THE reported killing of dozens of civilians in air strikes last weekend, closure of hospitals owing to fighting, and daily accounts of children being shot by snipers, are examples of the escalation of hostilities in Yemen, the UN heard this week.
The UN head of humanitarian affairs, Sir Mark Lowcock, told the Security Council on Tuesday that the country was enduring “an extremely worrying period”, which had “reversed the trend towards decreasing civilian casualties that we had seen in previous months”. Since January, 35,000 people had been displaced. “For months, I have called for a nationwide ceasefire,” he said. “This call is even more urgent today when the violence . . . is at very real risk of spiralling out of control.”
The UN has designated the situation in Yemen as the world’s worst humanitarian crisis; around 80 per cent of the population — 24 million people — rely on aid. In his briefing, Sir Mark referred to obstacles to the delivery of aid put up by both the government and the Houthi rebels. It was “difficult to know with certainty whether there are large pockets of unmet needs across the country”.
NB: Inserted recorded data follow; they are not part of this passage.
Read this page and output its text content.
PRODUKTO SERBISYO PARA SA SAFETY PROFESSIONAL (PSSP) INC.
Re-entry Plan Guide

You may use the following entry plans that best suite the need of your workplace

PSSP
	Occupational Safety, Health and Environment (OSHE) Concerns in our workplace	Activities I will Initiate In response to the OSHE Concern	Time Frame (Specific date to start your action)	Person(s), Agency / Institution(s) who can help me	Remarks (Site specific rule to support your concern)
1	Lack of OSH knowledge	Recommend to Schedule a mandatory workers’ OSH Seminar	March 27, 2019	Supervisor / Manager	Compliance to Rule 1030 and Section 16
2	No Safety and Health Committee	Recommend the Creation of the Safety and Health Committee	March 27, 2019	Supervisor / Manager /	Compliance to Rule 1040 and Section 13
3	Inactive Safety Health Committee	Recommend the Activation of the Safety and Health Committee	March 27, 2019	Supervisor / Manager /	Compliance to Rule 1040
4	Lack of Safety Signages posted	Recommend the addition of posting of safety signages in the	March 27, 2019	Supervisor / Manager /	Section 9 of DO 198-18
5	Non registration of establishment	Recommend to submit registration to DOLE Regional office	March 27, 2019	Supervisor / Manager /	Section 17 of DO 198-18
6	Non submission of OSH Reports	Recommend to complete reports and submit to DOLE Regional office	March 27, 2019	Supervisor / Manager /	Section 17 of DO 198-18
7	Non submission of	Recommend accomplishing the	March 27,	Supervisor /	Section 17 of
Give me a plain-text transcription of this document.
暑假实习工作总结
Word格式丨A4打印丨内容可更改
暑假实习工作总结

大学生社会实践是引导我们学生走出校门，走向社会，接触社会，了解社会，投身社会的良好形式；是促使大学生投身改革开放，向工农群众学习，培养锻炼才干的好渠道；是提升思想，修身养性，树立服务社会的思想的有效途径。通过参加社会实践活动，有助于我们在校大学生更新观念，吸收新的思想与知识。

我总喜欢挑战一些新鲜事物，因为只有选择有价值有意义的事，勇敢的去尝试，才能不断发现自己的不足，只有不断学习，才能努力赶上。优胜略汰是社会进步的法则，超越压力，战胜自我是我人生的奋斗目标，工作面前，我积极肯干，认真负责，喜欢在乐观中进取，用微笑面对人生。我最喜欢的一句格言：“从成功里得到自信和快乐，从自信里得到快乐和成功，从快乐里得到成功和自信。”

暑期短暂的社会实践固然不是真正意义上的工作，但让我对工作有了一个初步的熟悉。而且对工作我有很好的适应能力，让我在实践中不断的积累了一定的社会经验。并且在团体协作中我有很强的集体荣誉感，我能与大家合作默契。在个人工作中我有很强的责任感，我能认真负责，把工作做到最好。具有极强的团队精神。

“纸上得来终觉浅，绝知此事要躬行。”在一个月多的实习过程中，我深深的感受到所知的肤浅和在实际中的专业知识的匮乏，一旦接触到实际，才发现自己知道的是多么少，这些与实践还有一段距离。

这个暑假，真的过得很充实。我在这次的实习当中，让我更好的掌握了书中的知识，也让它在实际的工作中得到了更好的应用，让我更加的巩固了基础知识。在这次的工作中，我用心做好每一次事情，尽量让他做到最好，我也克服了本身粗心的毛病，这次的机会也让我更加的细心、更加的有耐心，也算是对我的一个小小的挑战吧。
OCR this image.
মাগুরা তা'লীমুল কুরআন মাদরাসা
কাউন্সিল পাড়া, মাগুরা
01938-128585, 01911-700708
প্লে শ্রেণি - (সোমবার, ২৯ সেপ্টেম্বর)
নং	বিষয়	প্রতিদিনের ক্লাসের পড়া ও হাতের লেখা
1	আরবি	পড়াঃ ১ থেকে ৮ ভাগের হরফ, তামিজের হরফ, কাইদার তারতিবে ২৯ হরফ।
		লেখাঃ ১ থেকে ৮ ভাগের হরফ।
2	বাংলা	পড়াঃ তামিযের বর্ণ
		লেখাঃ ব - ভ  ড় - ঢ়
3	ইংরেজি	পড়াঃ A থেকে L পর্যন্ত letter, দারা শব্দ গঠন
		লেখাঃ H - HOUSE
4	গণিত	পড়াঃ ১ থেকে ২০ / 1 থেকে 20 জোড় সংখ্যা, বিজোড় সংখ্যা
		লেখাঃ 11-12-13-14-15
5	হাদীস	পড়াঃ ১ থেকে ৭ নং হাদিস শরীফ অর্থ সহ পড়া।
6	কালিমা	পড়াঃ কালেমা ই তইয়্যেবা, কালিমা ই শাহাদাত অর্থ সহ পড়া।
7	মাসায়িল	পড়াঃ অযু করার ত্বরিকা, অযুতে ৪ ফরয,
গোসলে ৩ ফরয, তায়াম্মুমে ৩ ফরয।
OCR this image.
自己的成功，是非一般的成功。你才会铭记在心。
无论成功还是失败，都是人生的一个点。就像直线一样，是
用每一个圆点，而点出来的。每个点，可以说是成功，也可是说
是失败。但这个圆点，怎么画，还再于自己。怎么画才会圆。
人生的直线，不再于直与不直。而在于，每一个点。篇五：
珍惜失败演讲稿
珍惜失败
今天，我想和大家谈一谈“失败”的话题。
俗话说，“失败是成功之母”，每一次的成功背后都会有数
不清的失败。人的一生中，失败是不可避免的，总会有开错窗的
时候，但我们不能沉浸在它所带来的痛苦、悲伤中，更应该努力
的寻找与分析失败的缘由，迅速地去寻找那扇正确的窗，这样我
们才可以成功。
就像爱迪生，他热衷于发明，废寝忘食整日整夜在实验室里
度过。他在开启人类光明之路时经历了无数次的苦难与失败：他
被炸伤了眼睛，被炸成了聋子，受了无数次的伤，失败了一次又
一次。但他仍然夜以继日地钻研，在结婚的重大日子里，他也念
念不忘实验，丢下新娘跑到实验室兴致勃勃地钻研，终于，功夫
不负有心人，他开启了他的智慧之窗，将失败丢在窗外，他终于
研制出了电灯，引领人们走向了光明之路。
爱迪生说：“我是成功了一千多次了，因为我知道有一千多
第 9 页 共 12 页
A Saudi-led coalition has been fighting against Houthi rebels since 2015. The rebels reported this week that at least 35 people, including 26 women and children, had been killed in coalition air strikes over the weekend, in retaliation for the shooting down of a coalition plane, Associated Press reports.
The Archdeacon in the Gulf, the Ven. Dr Bill Schwartz, said on Tuesday: “The situation is not improving at all, in spite of some upbeat focus of some media. There is little coverage of the unfortunately normal continuation of bombing of civilians and such.”